In her testimony, Ms. Eisenhower quotes American Gathering vice president Menachem Rosensaft that “I grew up revering first General then President Eisenhower as the commander of the liberating armies that enabled my parents to live.”

by Susan Eisenhower
The following testimony was given by Susan Eisenhower before a congressional Subcommittee.

Mr. Chairman, Distinguished Members:
I would like to thank you, on behalf of the Eisenhower family, for convening this hearing on the Dwight D. Eisenhower Memorial.

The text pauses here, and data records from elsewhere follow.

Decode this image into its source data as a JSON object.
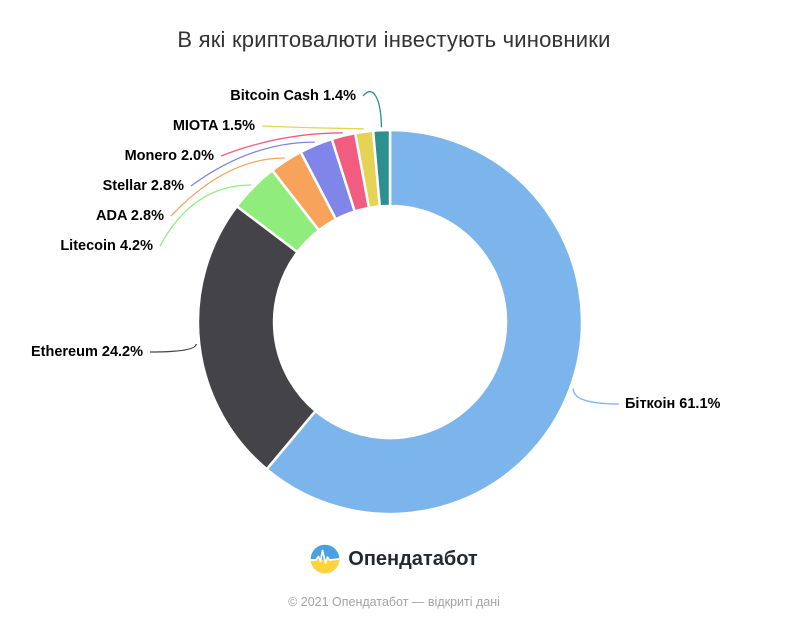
{
  "chart_data": {
    "type": "pie",
    "subtype": "donut",
    "title": "В які криптовалюти інвестують чиновники",
    "unit": "%",
    "direction": "clockwise",
    "start_angle_deg": 0,
    "inner_radius_ratio": 0.6,
    "legend": "none",
    "points": [
      {
        "name": "Біткоін",
        "value": 61.1,
        "color": "#7cb5ec",
        "label": "Біткоін 61.1%"
      },
      {
        "name": "Ethereum",
        "value": 24.2,
        "color": "#434348",
        "label": "Ethereum 24.2%"
      },
      {
        "name": "Litecoin",
        "value": 4.2,
        "color": "#90ed7d",
        "label": "Litecoin 4.2%"
      },
      {
        "name": "ADA",
        "value": 2.8,
        "color": "#f7a35c",
        "label": "ADA 2.8%"
      },
      {
        "name": "Stellar",
        "value": 2.8,
        "color": "#8085e9",
        "label": "Stellar 2.8%"
      },
      {
        "name": "Monero",
        "value": 2.0,
        "color": "#f15c80",
        "label": "Monero 2.0%"
      },
      {
        "name": "MIOTA",
        "value": 1.5,
        "color": "#e4d354",
        "label": "MIOTA 1.5%"
      },
      {
        "name": "Bitcoin Cash",
        "value": 1.4,
        "color": "#2b908f",
        "label": "Bitcoin Cash 1.4%"
      }
    ]
  },
  "footer": {
    "brand": "Опендатабот",
    "copyright": "© 2021 Опендатабот — відкриті дані"
  },
  "palette": {
    "title_color": "#333333",
    "label_color": "#000000",
    "copyright_color": "#a3a3a3",
    "logo_blue": "#4AA0E0",
    "logo_yellow": "#FFD43B"
  }
}
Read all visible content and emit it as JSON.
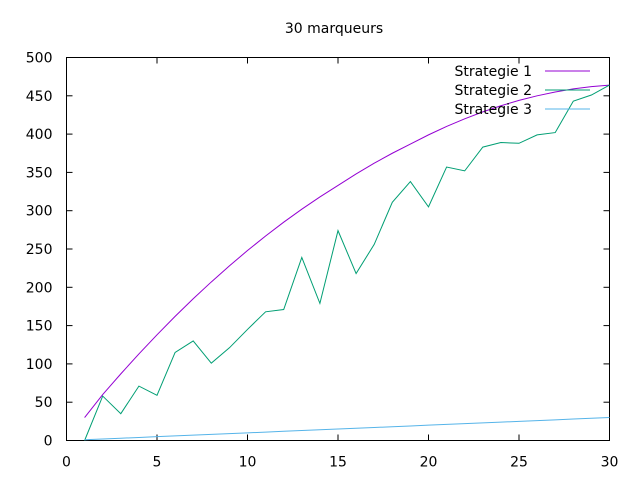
{
  "chart_data": {
    "type": "line",
    "title": "30 marqueurs",
    "xlabel": "",
    "ylabel": "",
    "xlim": [
      0,
      30
    ],
    "ylim": [
      0,
      500
    ],
    "xticks": [
      0,
      5,
      10,
      15,
      20,
      25,
      30
    ],
    "yticks": [
      0,
      50,
      100,
      150,
      200,
      250,
      300,
      350,
      400,
      450,
      500
    ],
    "grid": false,
    "legend_position": "top-right",
    "x": [
      1,
      2,
      3,
      4,
      5,
      6,
      7,
      8,
      9,
      10,
      11,
      12,
      13,
      14,
      15,
      16,
      17,
      18,
      19,
      20,
      21,
      22,
      23,
      24,
      25,
      26,
      27,
      28,
      29,
      30
    ],
    "series": [
      {
        "name": "Strategie 1",
        "color": "#9400d3",
        "values": [
          30,
          60,
          87,
          113,
          138,
          162,
          185,
          207,
          228,
          248,
          267,
          285,
          302,
          318,
          333,
          348,
          362,
          375,
          387,
          399,
          410,
          420,
          429,
          437,
          444,
          450,
          455,
          459,
          462,
          464
        ]
      },
      {
        "name": "Strategie 2",
        "color": "#009e73",
        "values": [
          0,
          58,
          35,
          71,
          59,
          115,
          130,
          101,
          121,
          145,
          168,
          171,
          239,
          179,
          274,
          218,
          256,
          311,
          338,
          305,
          357,
          352,
          383,
          389,
          388,
          399,
          402,
          443,
          451,
          464
        ]
      },
      {
        "name": "Strategie 3",
        "color": "#56b4e9",
        "values": [
          1,
          2,
          3,
          4,
          5,
          6,
          7,
          8,
          9,
          10,
          11,
          12,
          13,
          14,
          15,
          16,
          17,
          18,
          19,
          20,
          21,
          22,
          23,
          24,
          25,
          26,
          27,
          28,
          29,
          30
        ]
      }
    ]
  }
}
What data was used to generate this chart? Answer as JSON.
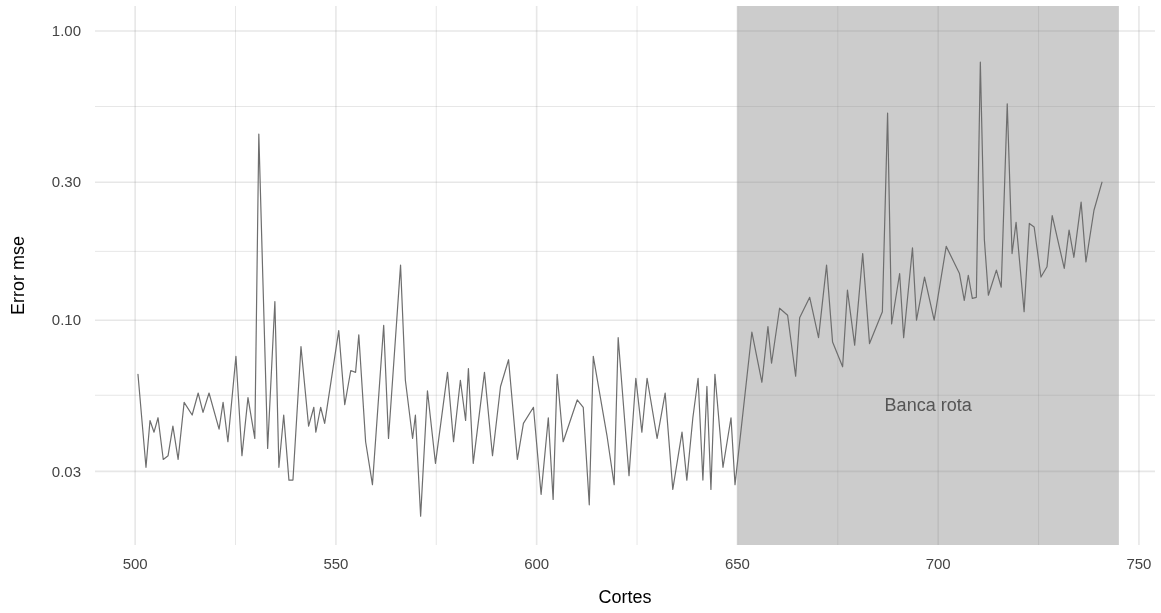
{
  "chart_data": {
    "type": "line",
    "xlabel": "Cortes",
    "ylabel": "Error mse",
    "log": "y",
    "grid": true,
    "xlim": [
      490,
      754
    ],
    "ylim": [
      0.0167,
      1.22
    ],
    "xticks": [
      500,
      {
        "value": 525,
        "label": null
      },
      550,
      {
        "value": 575,
        "label": null
      },
      600,
      {
        "value": 625,
        "label": null
      },
      650,
      {
        "value": 675,
        "label": null
      },
      700,
      {
        "value": 725,
        "label": null
      },
      750
    ],
    "yticks": [
      {
        "value": 0.03,
        "label": "0.03"
      },
      {
        "value": 0.055,
        "label": null
      },
      {
        "value": 0.1,
        "label": "0.10"
      },
      {
        "value": 0.173,
        "label": null
      },
      {
        "value": 0.3,
        "label": "0.30"
      },
      {
        "value": 0.548,
        "label": null
      },
      {
        "value": 1,
        "label": "1.00"
      }
    ],
    "bands": [
      {
        "axis": "x",
        "from": 650,
        "to": 745,
        "color": "#cccccc",
        "label": "Banca rota"
      }
    ],
    "series": [
      {
        "color": "#6e6e6e",
        "x": [
          500.7,
          502.7,
          503.7,
          504.7,
          505.7,
          507,
          508.2,
          509.4,
          510.7,
          512.2,
          514.2,
          515.7,
          516.9,
          518.4,
          520.9,
          521.9,
          523.1,
          525.1,
          526.6,
          528.1,
          529.8,
          530.8,
          531.8,
          533,
          534.8,
          535.8,
          537,
          538.3,
          539.3,
          541.3,
          543.2,
          544.5,
          545,
          546.2,
          547.2,
          550.7,
          552.2,
          553.7,
          554.9,
          555.7,
          557.4,
          559.1,
          561.9,
          563.1,
          566.1,
          567.3,
          569.1,
          569.8,
          571.1,
          572.8,
          574.8,
          577.8,
          579.3,
          581,
          582.3,
          583,
          584.2,
          587,
          589,
          591,
          593,
          595.2,
          596.7,
          599.2,
          601.1,
          602.9,
          604.1,
          605.1,
          606.6,
          610.1,
          611.6,
          613.1,
          614.1,
          617.5,
          619.3,
          620.3,
          623,
          624.7,
          626.2,
          627.5,
          630,
          632,
          633.9,
          636.2,
          637.4,
          638.9,
          640.2,
          641.4,
          642.4,
          643.4,
          644.4,
          646.4,
          648.4,
          649.4,
          653.6,
          656.1,
          657.6,
          658.5,
          660.5,
          662.5,
          664.5,
          665.5,
          668,
          670.2,
          672.2,
          673.7,
          676.2,
          677.4,
          679.2,
          681.2,
          682.9,
          686.1,
          687.4,
          688.4,
          690.4,
          691.4,
          693.6,
          694.6,
          696.6,
          699,
          702,
          705.3,
          706.5,
          707.5,
          708.5,
          709.5,
          710.5,
          711.5,
          712.5,
          714.5,
          715.7,
          717.2,
          718.4,
          719.4,
          721.4,
          722.7,
          723.9,
          725.6,
          727.1,
          728.4,
          731.4,
          732.6,
          733.8,
          735.6,
          736.8,
          738.8,
          740.8
        ],
        "values": [
          0.065,
          0.031,
          0.045,
          0.041,
          0.046,
          0.033,
          0.034,
          0.043,
          0.033,
          0.052,
          0.047,
          0.056,
          0.048,
          0.056,
          0.042,
          0.052,
          0.038,
          0.075,
          0.034,
          0.054,
          0.039,
          0.44,
          0.14,
          0.036,
          0.116,
          0.031,
          0.047,
          0.028,
          0.028,
          0.081,
          0.043,
          0.05,
          0.041,
          0.05,
          0.044,
          0.092,
          0.051,
          0.067,
          0.066,
          0.089,
          0.038,
          0.027,
          0.096,
          0.039,
          0.155,
          0.062,
          0.039,
          0.047,
          0.021,
          0.057,
          0.032,
          0.066,
          0.038,
          0.062,
          0.045,
          0.068,
          0.032,
          0.066,
          0.034,
          0.059,
          0.073,
          0.033,
          0.044,
          0.05,
          0.025,
          0.046,
          0.024,
          0.065,
          0.038,
          0.053,
          0.05,
          0.023,
          0.075,
          0.04,
          0.027,
          0.087,
          0.029,
          0.063,
          0.041,
          0.063,
          0.039,
          0.056,
          0.026,
          0.041,
          0.028,
          0.046,
          0.063,
          0.028,
          0.059,
          0.026,
          0.065,
          0.031,
          0.046,
          0.027,
          0.091,
          0.061,
          0.095,
          0.071,
          0.11,
          0.104,
          0.064,
          0.102,
          0.12,
          0.087,
          0.155,
          0.084,
          0.069,
          0.127,
          0.082,
          0.17,
          0.083,
          0.107,
          0.52,
          0.097,
          0.145,
          0.087,
          0.178,
          0.1,
          0.141,
          0.1,
          0.18,
          0.145,
          0.117,
          0.143,
          0.119,
          0.12,
          0.78,
          0.19,
          0.122,
          0.149,
          0.13,
          0.56,
          0.17,
          0.218,
          0.107,
          0.216,
          0.21,
          0.141,
          0.153,
          0.23,
          0.151,
          0.205,
          0.165,
          0.256,
          0.159,
          0.24,
          0.3
        ]
      }
    ]
  }
}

Such hearings play a vital role in the memorialization process, and we thank you for your leadership in addressing the public interest.
Let me say that my family is most grateful to the Eisenhower Memorial Commission, the General Services Administration and the National Park Service—as well as Mr. Frank Gehry, for the efforts they have made in bringing the memorial to this stage.

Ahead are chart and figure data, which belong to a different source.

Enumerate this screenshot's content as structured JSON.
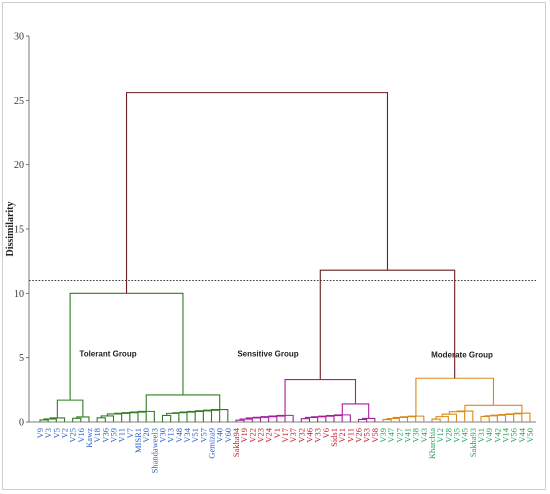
{
  "chart_data": {
    "type": "dendrogram",
    "title": "",
    "ylabel": "Dissimilarity",
    "ylim": [
      0,
      30
    ],
    "yticks": [
      0,
      5,
      10,
      15,
      20,
      25,
      30
    ],
    "grid": false,
    "cutoff": 11,
    "colors": {
      "tolerant": "#2e7d1f",
      "sensitive": "#a61e9e",
      "moderate": "#d9891a",
      "root": "#6b1f1f",
      "leaf_blue": "#2b5fc7",
      "leaf_red": "#c0182a",
      "leaf_green": "#1fa35a",
      "cutoff_line": "#222222"
    },
    "groups": [
      {
        "id": "tolerant",
        "label": "Tolerant Group"
      },
      {
        "id": "sensitive",
        "label": "Sensitive Group"
      },
      {
        "id": "moderate",
        "label": "Moderate Group"
      }
    ],
    "leaves": [
      {
        "label": "V9",
        "tone": "blue"
      },
      {
        "label": "V3",
        "tone": "blue"
      },
      {
        "label": "V5",
        "tone": "blue"
      },
      {
        "label": "V2",
        "tone": "blue"
      },
      {
        "label": "V25",
        "tone": "blue"
      },
      {
        "label": "V16",
        "tone": "blue"
      },
      {
        "label": "Kawz",
        "tone": "blue"
      },
      {
        "label": "V18",
        "tone": "blue"
      },
      {
        "label": "V36",
        "tone": "blue"
      },
      {
        "label": "V59",
        "tone": "blue"
      },
      {
        "label": "V11",
        "tone": "blue"
      },
      {
        "label": "V7",
        "tone": "blue"
      },
      {
        "label": "MISR1",
        "tone": "blue"
      },
      {
        "label": "V20",
        "tone": "blue"
      },
      {
        "label": "Shandaweel3",
        "tone": "blue"
      },
      {
        "label": "V30",
        "tone": "blue"
      },
      {
        "label": "V13",
        "tone": "blue"
      },
      {
        "label": "V48",
        "tone": "blue"
      },
      {
        "label": "V34",
        "tone": "blue"
      },
      {
        "label": "V51",
        "tone": "blue"
      },
      {
        "label": "V57",
        "tone": "blue"
      },
      {
        "label": "Gemiza9",
        "tone": "blue"
      },
      {
        "label": "V40",
        "tone": "blue"
      },
      {
        "label": "V60",
        "tone": "blue"
      },
      {
        "label": "Sakha94",
        "tone": "red"
      },
      {
        "label": "V19",
        "tone": "red"
      },
      {
        "label": "V22",
        "tone": "red"
      },
      {
        "label": "V23",
        "tone": "red"
      },
      {
        "label": "V24",
        "tone": "red"
      },
      {
        "label": "V1",
        "tone": "red"
      },
      {
        "label": "V17",
        "tone": "red"
      },
      {
        "label": "V37",
        "tone": "red"
      },
      {
        "label": "V32",
        "tone": "red"
      },
      {
        "label": "V46",
        "tone": "red"
      },
      {
        "label": "V33",
        "tone": "red"
      },
      {
        "label": "V6",
        "tone": "red"
      },
      {
        "label": "Sids1",
        "tone": "red"
      },
      {
        "label": "V21",
        "tone": "red"
      },
      {
        "label": "V11",
        "tone": "red"
      },
      {
        "label": "V26",
        "tone": "red"
      },
      {
        "label": "V53",
        "tone": "red"
      },
      {
        "label": "V58",
        "tone": "red"
      },
      {
        "label": "V39",
        "tone": "green"
      },
      {
        "label": "V47",
        "tone": "green"
      },
      {
        "label": "V27",
        "tone": "green"
      },
      {
        "label": "V41",
        "tone": "green"
      },
      {
        "label": "V38",
        "tone": "green"
      },
      {
        "label": "V43",
        "tone": "green"
      },
      {
        "label": "Kharchia",
        "tone": "green"
      },
      {
        "label": "V12",
        "tone": "green"
      },
      {
        "label": "V28",
        "tone": "green"
      },
      {
        "label": "V35",
        "tone": "green"
      },
      {
        "label": "V45",
        "tone": "green"
      },
      {
        "label": "Sakha93",
        "tone": "green"
      },
      {
        "label": "V31",
        "tone": "green"
      },
      {
        "label": "V49",
        "tone": "green"
      },
      {
        "label": "V42",
        "tone": "green"
      },
      {
        "label": "V14",
        "tone": "green"
      },
      {
        "label": "V56",
        "tone": "green"
      },
      {
        "label": "V44",
        "tone": "green"
      },
      {
        "label": "V50",
        "tone": "green"
      }
    ],
    "merges": [
      {
        "children": [
          "tolerant",
          "sensitive_moderate"
        ],
        "height": 25.6,
        "group": "root"
      },
      {
        "children": [
          "sensitive",
          "moderate"
        ],
        "height": 11.8,
        "group": "root"
      },
      {
        "children": [
          "tolerant_a",
          "tolerant_b"
        ],
        "height": 10.0,
        "group": "tolerant"
      },
      {
        "children": [
          "sensitive_a",
          "sensitive_b"
        ],
        "height": 3.3,
        "group": "sensitive"
      },
      {
        "children": [
          "moderate_a",
          "moderate_b"
        ],
        "height": 3.4,
        "group": "moderate"
      },
      {
        "children": [
          "tolerant_a1",
          "tolerant_a2"
        ],
        "height": 1.7,
        "group": "tolerant"
      },
      {
        "children": [
          "tolerant_b1",
          "tolerant_b2"
        ],
        "height": 2.1,
        "group": "tolerant"
      },
      {
        "children": [
          "sensitive_b1",
          "sensitive_b2"
        ],
        "height": 1.4,
        "group": "sensitive"
      },
      {
        "children": [
          "moderate_b1",
          "moderate_b2"
        ],
        "height": 1.3,
        "group": "moderate"
      }
    ]
  }
}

Mr. Chairman, on June 12, 1945, Dwight Eisenhower stood on the balcony of London’s Guildhall, where he was to receive the Freedom of the City of London. Europe lay in ruins. More than 15 million people in the Western part of continent had perished, not counting the 25 million Soviets who died on the Eastern Front. Eisenhower, who had victoriously commanded the largest military operation in the history of warfare, stood before millions of cheering Londoners. He spoke of the war and the collective effort to defeat Nazism.  Without notes, Eisenhower began his speech. “Humility,” he said, “must always be the portion of any man who receives acclaim earned in the blood of his followers and the sacrifices of his friends.”
These simple words, crafted without the help of a speech writer, offer a guide for capturing the essence of World War II’s Supreme Commander of Allied Expeditionary Forces, Europe and later our nation’s two-term president.